Iowa teen who killed alleged rapist ordered to pay $150K to his family
A teenage human trafficking victim who was initially charged with first-degree murder after she fatally stabbed her accused rapist was ordered Tuesday to pay $150,000 restitution to the man’s family.
A teenage human trafficking victim who was initially charged with first-degree murder after she stabbed her accused rapist to death was sentenced Tuesday in an Iowa court to five years of closely supervised probation and ordered to pay $150,000 restitution to the man’s family.
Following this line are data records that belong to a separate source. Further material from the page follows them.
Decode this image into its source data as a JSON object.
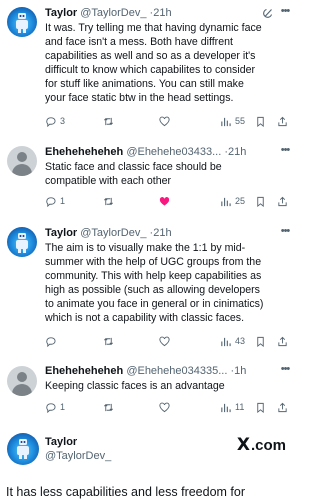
{
  "tweets": [
    {
      "name": "Taylor",
      "handle": "@TaylorDev_",
      "dot": "·",
      "time": "21h",
      "text": "It was. Try telling me that having dynamic face\nand face isn't a mess. Both have diffrent\ncapabilities as well and so as a developer it's\ndifficult to know which capabilites to consider\nfor stuff like animations. You can still make\nyour face static btw in the head settings.",
      "replies": "3",
      "retweets": "",
      "likes": "",
      "views": "55",
      "avatar_icon": "robot-avatar",
      "liked": false
    },
    {
      "name": "Eheheheheheh",
      "handle": "@Ehehehe03433...",
      "dot": "·",
      "time": "21h",
      "text": "Static face and classic face should be\ncompatible with each other",
      "replies": "1",
      "retweets": "",
      "likes": "",
      "views": "25",
      "avatar_icon": "default-user-avatar",
      "liked": true
    },
    {
      "name": "Taylor",
      "handle": "@TaylorDev_",
      "dot": "·",
      "time": "21h",
      "text": "The aim is to visually make the 1:1 by mid-\nsummer with the help of UGC groups from the\ncommunity. This with help keep capabilities as\nhigh as possible (such as allowing developers\nto animate you face in general or in cinimatics)\nwhich is not a capability with classic faces.",
      "replies": "",
      "retweets": "",
      "likes": "",
      "views": "43",
      "avatar_icon": "robot-avatar",
      "liked": false
    },
    {
      "name": "Eheheheheheh",
      "handle": "@Ehehehe034335...",
      "dot": "·",
      "time": "1h",
      "text": "Keeping classic faces is an advantage",
      "replies": "1",
      "retweets": "",
      "likes": "",
      "views": "11",
      "avatar_icon": "default-user-avatar",
      "liked": false
    }
  ],
  "card": {
    "name": "Taylor",
    "handle": "@TaylorDev_",
    "brand": ".com",
    "brand_x": "X"
  },
  "partial_text": "It has less capabilities and less freedom for",
  "colors": {
    "text": "#0f1419",
    "muted": "#536471",
    "like": "#f91880",
    "accent_blue": "#1d9bf0"
  }
}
Pieper Lewis, 17, was sentenced Tuesday after she pleaded last year to involuntary manslaughter and willful injury in the June 2020 killing of 37-year-old Zachary Brooks of Des Moines. Both charges were punishable by up to 10 years in prison.
Polk County District judge David M. Porter on Tuesday deferred those prison sentences, meaning that if Lewis violates any portion of her probation, she could be sent to prison to serve that 20-year term.
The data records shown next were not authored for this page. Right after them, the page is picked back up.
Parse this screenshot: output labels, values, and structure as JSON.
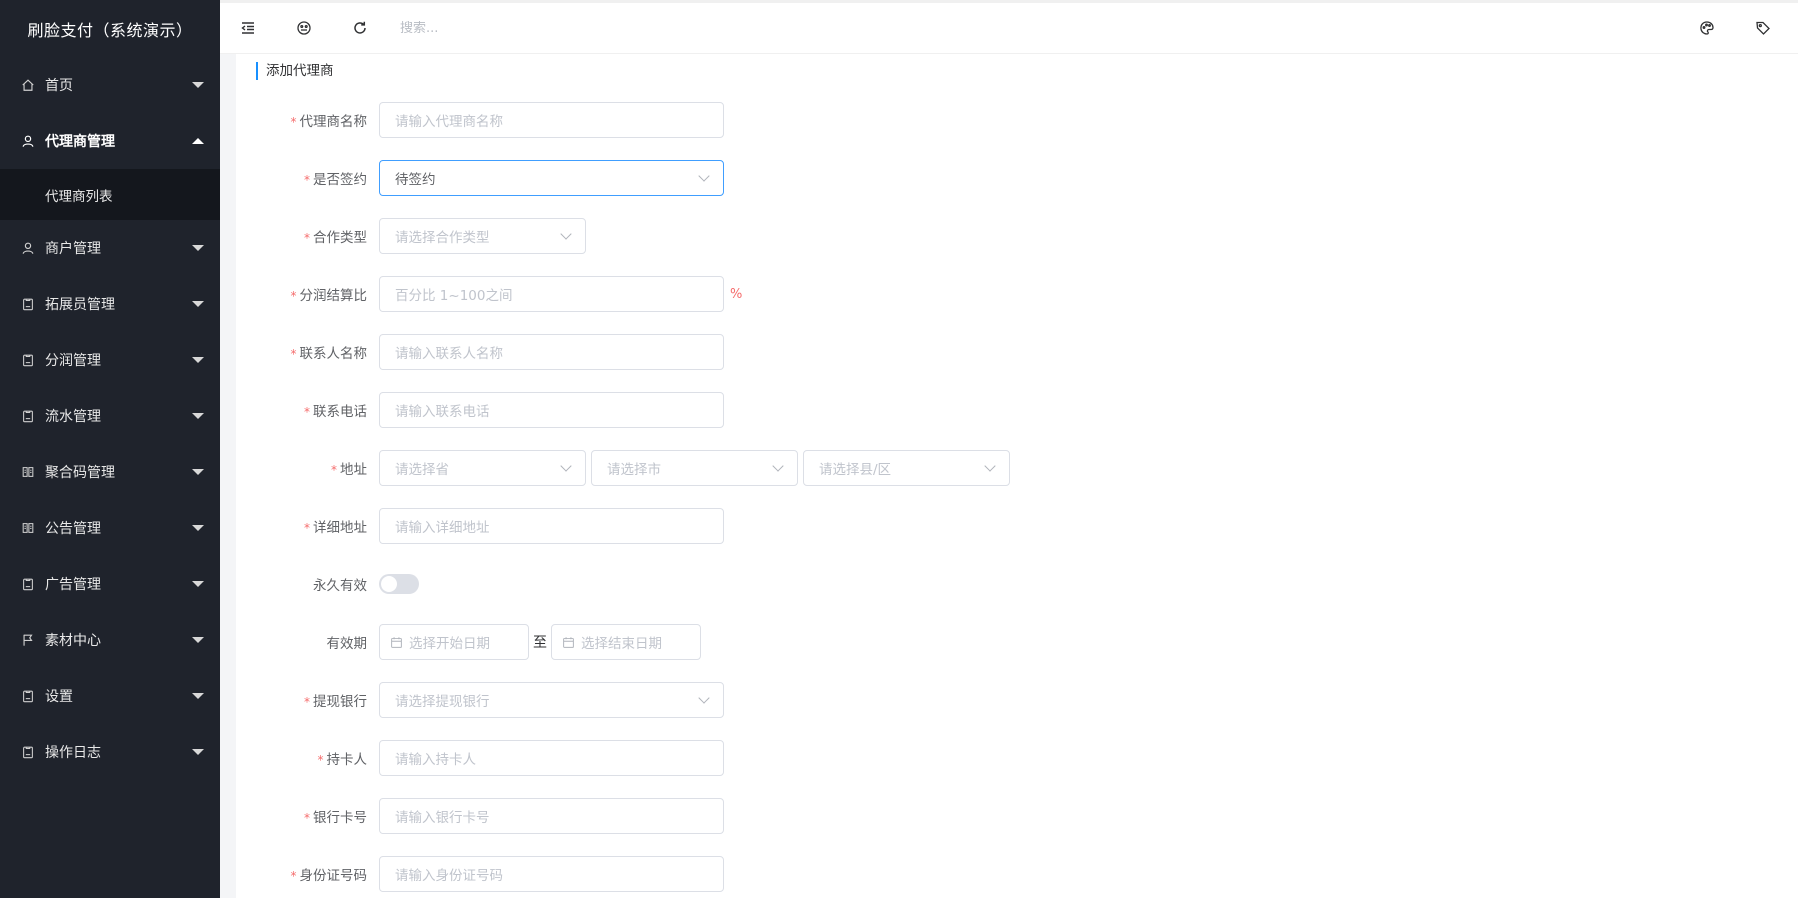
{
  "sidebar": {
    "brand": "刷脸支付（系统演示）",
    "items": [
      {
        "label": "首页",
        "icon": "home-icon",
        "expanded": false
      },
      {
        "label": "代理商管理",
        "icon": "user-icon",
        "expanded": true,
        "children": [
          "代理商列表"
        ]
      },
      {
        "label": "商户管理",
        "icon": "user-icon",
        "expanded": false
      },
      {
        "label": "拓展员管理",
        "icon": "clipboard-icon",
        "expanded": false
      },
      {
        "label": "分润管理",
        "icon": "clipboard-icon",
        "expanded": false
      },
      {
        "label": "流水管理",
        "icon": "clipboard-icon",
        "expanded": false
      },
      {
        "label": "聚合码管理",
        "icon": "book-icon",
        "expanded": false
      },
      {
        "label": "公告管理",
        "icon": "book-icon",
        "expanded": false
      },
      {
        "label": "广告管理",
        "icon": "clipboard-icon",
        "expanded": false
      },
      {
        "label": "素材中心",
        "icon": "flag-icon",
        "expanded": false
      },
      {
        "label": "设置",
        "icon": "clipboard-icon",
        "expanded": false
      },
      {
        "label": "操作日志",
        "icon": "clipboard-icon",
        "expanded": false
      }
    ]
  },
  "header": {
    "search_placeholder": "搜索...",
    "left_icons": [
      "menu-fold-icon",
      "palette-icon",
      "refresh-icon"
    ],
    "right_icons": [
      "theme-icon",
      "tag-icon"
    ]
  },
  "form": {
    "title": "添加代理商",
    "fields": {
      "agent_name": {
        "label": "代理商名称",
        "placeholder": "请输入代理商名称"
      },
      "signed": {
        "label": "是否签约",
        "value": "待签约"
      },
      "coop_type": {
        "label": "合作类型",
        "placeholder": "请选择合作类型"
      },
      "ratio": {
        "label": "分润结算比",
        "placeholder": "百分比 1~100之间",
        "suffix": "%"
      },
      "contact_name": {
        "label": "联系人名称",
        "placeholder": "请输入联系人名称"
      },
      "contact_phone": {
        "label": "联系电话",
        "placeholder": "请输入联系电话"
      },
      "address": {
        "label": "地址",
        "province": "请选择省",
        "city": "请选择市",
        "district": "请选择县/区"
      },
      "detail_address": {
        "label": "详细地址",
        "placeholder": "请输入详细地址"
      },
      "permanent": {
        "label": "永久有效",
        "on": false
      },
      "validity": {
        "label": "有效期",
        "start": "选择开始日期",
        "separator": "至",
        "end": "选择结束日期"
      },
      "bank": {
        "label": "提现银行",
        "placeholder": "请选择提现银行"
      },
      "holder": {
        "label": "持卡人",
        "placeholder": "请输入持卡人"
      },
      "card_no": {
        "label": "银行卡号",
        "placeholder": "请输入银行卡号"
      },
      "id_no": {
        "label": "身份证号码",
        "placeholder": "请输入身份证号码"
      }
    }
  },
  "colors": {
    "sidebar_bg": "#1f232c",
    "submenu_bg": "#14171d",
    "accent": "#1890ff",
    "focus_border": "#409eff",
    "required": "#f56c6c"
  }
}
As for being required to pay the estate of her rapist, “this court is presented with no other option,” Porter said, noting the restitution is mandatory under Iowa law that has been upheld by the Iowa Supreme Court.
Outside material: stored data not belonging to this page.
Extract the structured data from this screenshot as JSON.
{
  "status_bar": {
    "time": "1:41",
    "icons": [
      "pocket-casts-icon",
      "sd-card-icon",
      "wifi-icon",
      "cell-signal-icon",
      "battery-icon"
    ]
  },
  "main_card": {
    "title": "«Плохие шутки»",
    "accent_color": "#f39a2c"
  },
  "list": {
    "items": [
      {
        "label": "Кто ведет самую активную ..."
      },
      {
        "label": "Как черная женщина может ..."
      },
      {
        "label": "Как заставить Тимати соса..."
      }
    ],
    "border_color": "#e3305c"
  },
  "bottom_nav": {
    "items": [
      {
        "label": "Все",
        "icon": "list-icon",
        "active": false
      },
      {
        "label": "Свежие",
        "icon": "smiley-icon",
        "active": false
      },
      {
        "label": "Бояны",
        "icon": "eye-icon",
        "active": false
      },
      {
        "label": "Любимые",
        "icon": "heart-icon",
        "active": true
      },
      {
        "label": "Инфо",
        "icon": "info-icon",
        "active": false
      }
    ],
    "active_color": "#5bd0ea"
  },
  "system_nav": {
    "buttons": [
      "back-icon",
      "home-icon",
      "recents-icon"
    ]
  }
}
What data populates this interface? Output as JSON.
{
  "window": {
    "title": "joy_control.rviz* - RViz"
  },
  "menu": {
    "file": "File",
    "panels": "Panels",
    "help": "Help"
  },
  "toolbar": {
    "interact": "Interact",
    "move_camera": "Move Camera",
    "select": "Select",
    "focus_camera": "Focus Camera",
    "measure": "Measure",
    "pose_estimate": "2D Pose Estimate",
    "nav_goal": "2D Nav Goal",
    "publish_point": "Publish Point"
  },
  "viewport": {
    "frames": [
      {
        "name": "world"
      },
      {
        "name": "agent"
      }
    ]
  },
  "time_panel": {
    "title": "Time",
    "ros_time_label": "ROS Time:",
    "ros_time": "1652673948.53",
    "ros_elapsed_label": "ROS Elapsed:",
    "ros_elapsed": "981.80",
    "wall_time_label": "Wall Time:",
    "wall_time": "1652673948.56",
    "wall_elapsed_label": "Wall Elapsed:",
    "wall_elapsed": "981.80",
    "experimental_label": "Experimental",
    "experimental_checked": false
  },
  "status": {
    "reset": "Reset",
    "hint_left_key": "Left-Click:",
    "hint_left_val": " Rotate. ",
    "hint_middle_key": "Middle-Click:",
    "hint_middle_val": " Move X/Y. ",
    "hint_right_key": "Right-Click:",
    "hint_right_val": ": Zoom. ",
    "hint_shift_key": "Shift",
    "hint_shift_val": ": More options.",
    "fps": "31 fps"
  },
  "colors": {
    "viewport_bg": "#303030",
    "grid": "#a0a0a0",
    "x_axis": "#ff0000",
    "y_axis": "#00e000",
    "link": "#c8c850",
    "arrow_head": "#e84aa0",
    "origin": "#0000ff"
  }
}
Lewis was 15 when she stabbed Brooks more than 30 times in a Des Moines apartment. Officials have said Lewis was a runaway who was seeking to escape an abusive life with her adopted mother and was sleeping in the hallways of a Des Moines apartment building when a 28-year-old man took her in before forcibly trafficking her to other men for sex.
Lewis said one of those men was Brooks and that he had raped her multiple times in the weeks before his death. She recounted being forced at knifepoint by the 28-year-old man to go with Brooks to his apartment for sex. She told officials that after Brooks had raped her yet again, she grabbed a knife from a bedside table and stabbed Brooks in a fit of rage.
Police and prosecutors have not disputed that Lewis was sexually assaulted and trafficked. But prosecutors have argued that Brooks was asleep at the time he was stabbed and not an immediate danger to Lewis.
Iowa is not among the dozens of states that have a so-called safe harbor law that gives trafficking victims at least some level of criminal immunity.
'I am a survivor'
Lewis, who earned her GED while being held in juvenile detention, acknowledged in a statement prior to her sentencing that she struggled with the structure of her detention, including “why I was treated like fragile glass” or wasn’t allowed to communicate with her friends or family.
“My spirit has been burned, but still glows through the flames,” she read from a statement she had prepared. “Hear me roar, see me glow, and watch me grow.”